Thongor Fights the Pirates of Tarakus
- Cover art for the original edition.
- Author: Lin Carter
- Cover artist: Jeff Jones
- Language: English
- Series: Thongor series
- Genre: Fantasy
- Publisher: Berkley Medallion
- Publication date: 1970
- Publication place: United States
- Media type: Print (Paperback)
- Pages: 160
- Preceded by: Thongor at the End of Time
- Followed by: The Sword of Thongor

= Thongor Fights the Pirates of Tarakus =

1970 novel by Lin Carter

Thongor Fights the Pirates of Tarakus is a fantasy novel by American writer Lin Carter, the sixth book of his Thongor series set on the mythical continent of Lemuria. It was first published in paperback by Berkley Medallion in July 1970, and reprinted in June 1976. The first British edition was published in paperback by Tandem in August 1971, and reissued by Star in April 1979. The book has been translated into Japanese and French.

==Plot summary==
Kashtar, ruler of the pirate city-state of Tarakus, joins forces with a wizard who has dabbled in the forbidden secrets of lost Nianga, among them, a ray that causes madness--"the Gray Death," as it is known to its victims. With it, Kashtar hopes to conquer all Lemuria, and incidentally escape having his realm absorbed into the growing empire of Patanga, ruled by the upstart barbarian conqueror Thongor.
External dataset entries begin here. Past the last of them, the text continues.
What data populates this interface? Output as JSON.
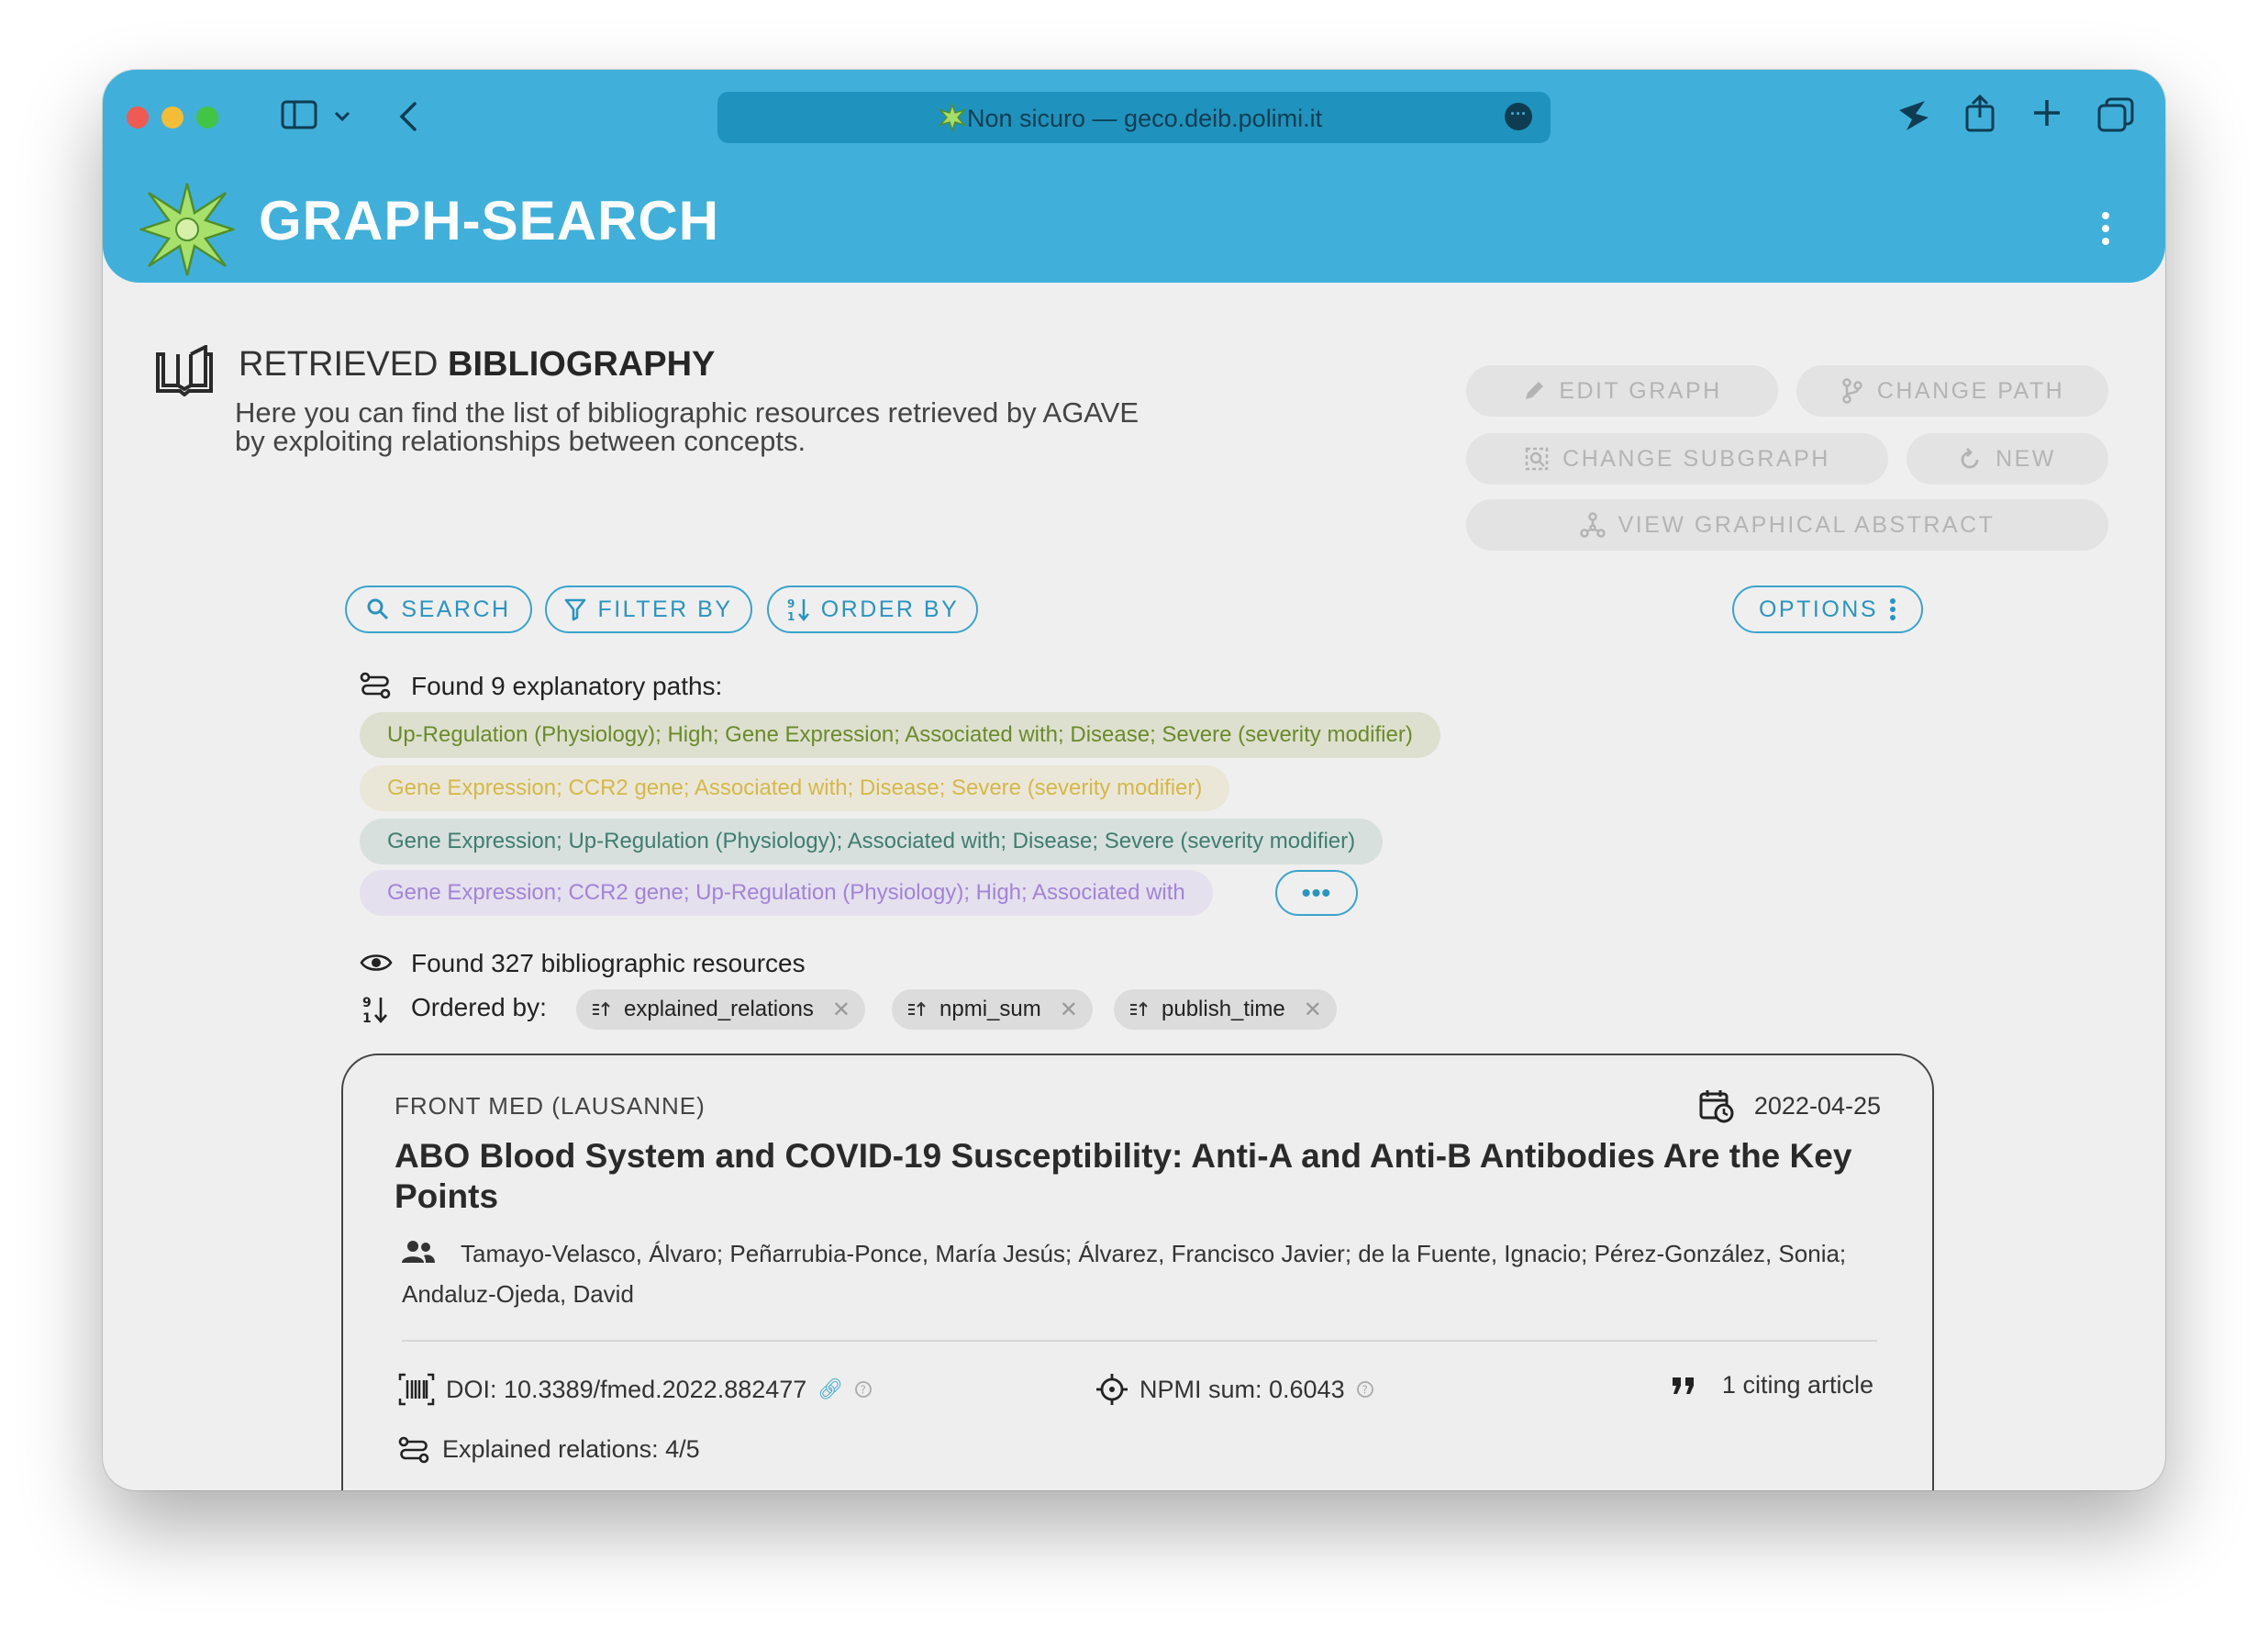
{
  "browser": {
    "url_text": "Non sicuro — geco.deib.polimi.it"
  },
  "app": {
    "title": "GRAPH-SEARCH"
  },
  "section": {
    "title_prefix": "RETRIEVED ",
    "title_bold": "BIBLIOGRAPHY",
    "description": "Here you can find the list of bibliographic resources retrieved by AGAVE by exploiting relationships between concepts."
  },
  "actions": {
    "edit_graph": "EDIT GRAPH",
    "change_path": "CHANGE PATH",
    "change_subgraph": "CHANGE SUBGRAPH",
    "new": "NEW",
    "view_graphical_abstract": "VIEW GRAPHICAL ABSTRACT"
  },
  "toolbar": {
    "search": "SEARCH",
    "filter_by": "FILTER BY",
    "order_by": "ORDER BY",
    "options": "OPTIONS"
  },
  "paths": {
    "found_label": "Found 9 explanatory paths:",
    "items": [
      {
        "text": "Up-Regulation (Physiology); High; Gene Expression; Associated with; Disease; Severe (severity modifier)",
        "color": "#6b8a2a",
        "bg": "#dde0cf"
      },
      {
        "text": "Gene Expression; CCR2 gene; Associated with; Disease; Severe (severity modifier)",
        "color": "#d4b84a",
        "bg": "#ebe7d8"
      },
      {
        "text": "Gene Expression; Up-Regulation (Physiology); Associated with; Disease; Severe (severity modifier)",
        "color": "#3f7d6e",
        "bg": "#d7e0dd"
      },
      {
        "text": "Gene Expression; CCR2 gene; Up-Regulation (Physiology); High; Associated with",
        "color": "#a383d8",
        "bg": "#e4e0ee"
      }
    ],
    "more_label": "•••"
  },
  "resources": {
    "found_label": "Found 327 bibliographic resources",
    "ordered_label": "Ordered by:",
    "order_chips": [
      "explained_relations",
      "npmi_sum",
      "publish_time"
    ]
  },
  "card": {
    "journal": "FRONT MED (LAUSANNE)",
    "date": "2022-04-25",
    "title": "ABO Blood System and COVID-19 Susceptibility: Anti-A and Anti-B Antibodies Are the Key Points",
    "authors": "Tamayo-Velasco, Álvaro; Peñarrubia-Ponce, María Jesús; Álvarez, Francisco Javier; de la Fuente, Ignacio; Pérez-González, Sonia; Andaluz-Ojeda, David",
    "doi": "DOI: 10.3389/fmed.2022.882477",
    "npmi": "NPMI sum: 0.6043",
    "citing": "1 citing article",
    "explained": "Explained relations: 4/5"
  }
}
After Kashtar takes the best ship in Patanga's fleet and captures Thongor's old friend Karm Karvus, Thongor determines to free him and gain intelligence by sneaking into Tarakus. Posing as a crewman of Barim Redbeard, the pirate captain who helped his son escape Kashtar in the previous volume, he suits deed to word, only to be separated from his allies before he can reach his goal. He has to continue on to his goal on his own.

As Thongor approaches the city, he meets Karm Karvus, who has escaped on his own along with an imprisoned princess, and learns the pirate invasion fleet has set out for Patanga. Fortunately, they are able to link up again with Barim's ship and infiltrate the fleet as originally intended. Taking the ship bearing the death ray, they turn it on the enemy's own vessels. Once Tarakus is defeated in battle, it is annexed to Thongor's empire.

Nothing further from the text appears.